At Williams, Mazaheri placed as high as third in the NCAA Cross Country Championship (2015), and he was the 2015 NCAA runner-up in the 10,000 meters on the track. Mazaheri also notched multiple All-American awards in the 5,000 meters both indoors and outdoors.

==Career==
After graduating in 2016, Mazaheri moved to England as a Herchel Smith Fellow at the University of Cambridge. He continued racing in both cross country and track, finishing 7th at the 2017 British University Cross Country Championships.

After beginning his PhD at the California Institute of Technology, he moved up to the half-marathon distance. His time of 1:04:08 at the San Jose Rock n Roll Half was only eight seconds slower than the qualifying standard for the 2020 United States Olympic Trials (marathon).

In 2019, Mazaheri progressed to the marathon and placed in the top 10 at the Ottawa Marathon (2:22:11). In the fall, he lowered that mark to 2:15:26 at the Chicago Marathon. This result qualified him for the 2020 Olympic Trials.

At the Olympic Trials in Atlanta, Mazaheri clocked a time of 2:21:54 to place 73rd of 235 men. His next marathon came in 2021 at the Los Angeles Marathon where he placed fourth in a time of 2:21:43.

2022 was another productive year for Mazaheri, as he recorded a time of 2:17:07 at the Florence Marathon, which qualified him for the 2024 United States Olympic Trials (marathon). He also became a US National Champion at 50K, as he clocked a time of 3:01:01 to run away from the field at Heckscher State Park on Long Island, New York.

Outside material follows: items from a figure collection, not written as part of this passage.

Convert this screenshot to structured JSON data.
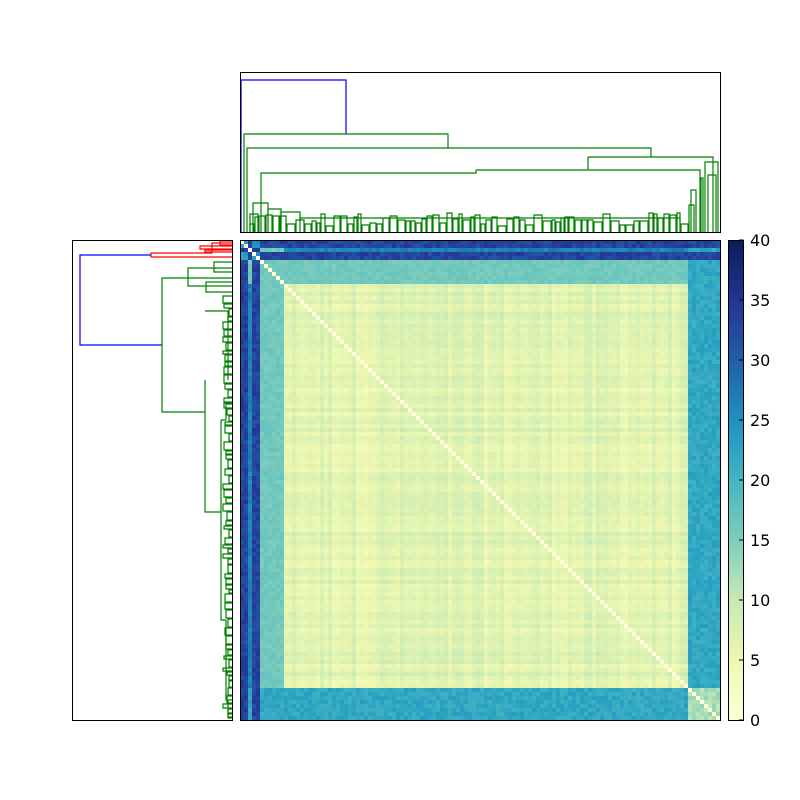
{
  "chart_data": {
    "type": "heatmap",
    "title": "",
    "xlabel": "",
    "ylabel": "",
    "colorbar": {
      "min": 0,
      "max": 40,
      "ticks": [
        0,
        5,
        10,
        15,
        20,
        25,
        30,
        35,
        40
      ],
      "tick_labels": [
        "0",
        "5",
        "10",
        "15",
        "20",
        "25",
        "30",
        "35",
        "40"
      ],
      "colormap": "YlGnBu",
      "stops": [
        "#ffffd9",
        "#edf8b1",
        "#c7e9b4",
        "#7fcdbb",
        "#41b6c4",
        "#1d91c0",
        "#225ea8",
        "#253494",
        "#081d58"
      ]
    },
    "dendrogram_colors": {
      "root": "#0000ff",
      "cluster_a": "#008000",
      "cluster_b": "#ff0000"
    },
    "matrix": {
      "n": 120,
      "base_level": 5,
      "outlier_rows_cols": [
        0,
        1,
        3,
        4
      ],
      "secondary_bands": [
        5,
        6,
        7,
        8,
        9,
        10
      ],
      "right_block_cols": [
        112,
        113,
        114,
        115,
        116,
        117,
        118,
        119
      ],
      "levels": {
        "outlier": 33,
        "outlier_cross": 24,
        "band": 16,
        "right_block": 22,
        "left_cols": 25
      }
    }
  }
}
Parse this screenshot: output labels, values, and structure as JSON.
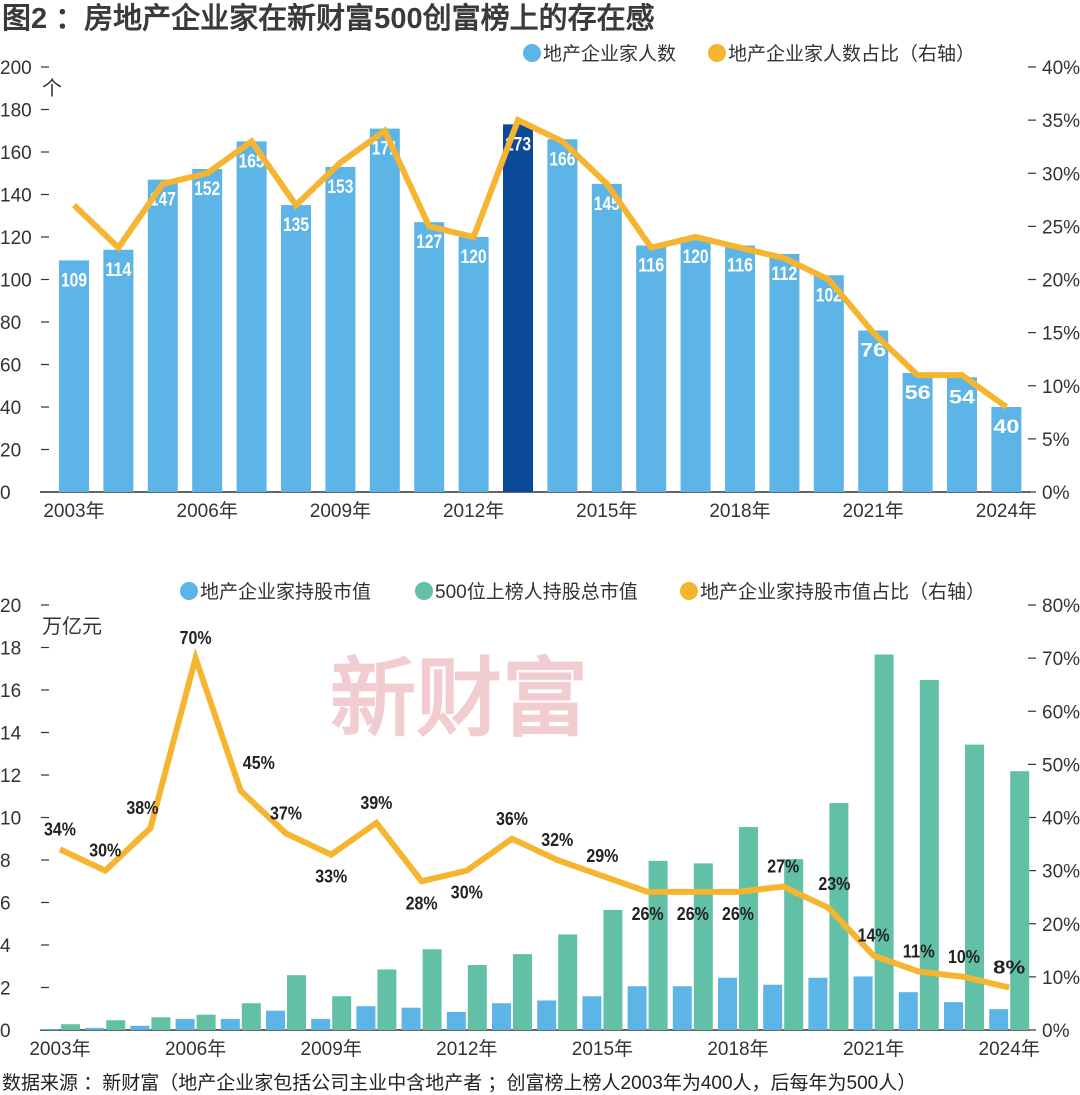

In November 2023, Mazaheri placed 20th of 46 men at the IAU World 50K Championship in India. Due to injury, Mazaheri was unable to compete at the 2024 Olympic Trials Marathon in Orlando.

He placed seventh at the 2024 USA Mountain Running Championship at Loon Mountain in New Hampshire.

==Personal==
As of 2024, Mazaheri is married and living in Lebanon, New Hampshire. He earned his PhD from Caltech and completed a postdoc at The Broad Institute of MIT and Harvard. He is now a professor of engineering at Dartmouth College.